Situations where the time off would probably not meet the threshold could include:

  • Obtaining a protective order or testifying against the abuser where the employee only works the night shift;
  • Time off in excess of that necessary given the distance from the court that would be traveled to participate in either of the above.

Based upon the above factual questions, the Court remanded the case to the District Court for further consideration as to the other three elements of the wrongful discharge in violation of public policy claim.

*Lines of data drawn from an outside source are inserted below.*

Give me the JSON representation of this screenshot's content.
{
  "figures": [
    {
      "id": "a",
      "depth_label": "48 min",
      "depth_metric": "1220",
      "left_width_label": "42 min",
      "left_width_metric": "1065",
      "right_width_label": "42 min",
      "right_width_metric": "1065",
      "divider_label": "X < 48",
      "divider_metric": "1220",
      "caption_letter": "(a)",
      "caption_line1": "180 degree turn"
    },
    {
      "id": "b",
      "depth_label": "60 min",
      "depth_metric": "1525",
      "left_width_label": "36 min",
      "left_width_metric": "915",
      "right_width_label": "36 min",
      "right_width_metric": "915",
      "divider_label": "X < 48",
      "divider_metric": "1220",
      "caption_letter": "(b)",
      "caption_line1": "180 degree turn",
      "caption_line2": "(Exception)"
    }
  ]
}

In question posed here, the risks for the Company lie in the specific factual circumstances underlying the employee’s request for time off.  If she is able to demonstrate that the time off she sought was the only adequate means to protect herself and/or her children against domestic violence given the time constraints and travel distances related to the necessary actions, then a court could find that she meets the jeopardy element of the wrongful discharge in violation of public policy cause of action.  However, she still must demonstrate that her taking the time off actually caused her termination, and that the Company did not have any overriding justification for its decision to terminate.  If the Company can provide evidence that the reasons for the employee’s termination were completely unrelated to her request for time off, or that there was some other overriding justification for the termination, then it may yet avoid liability.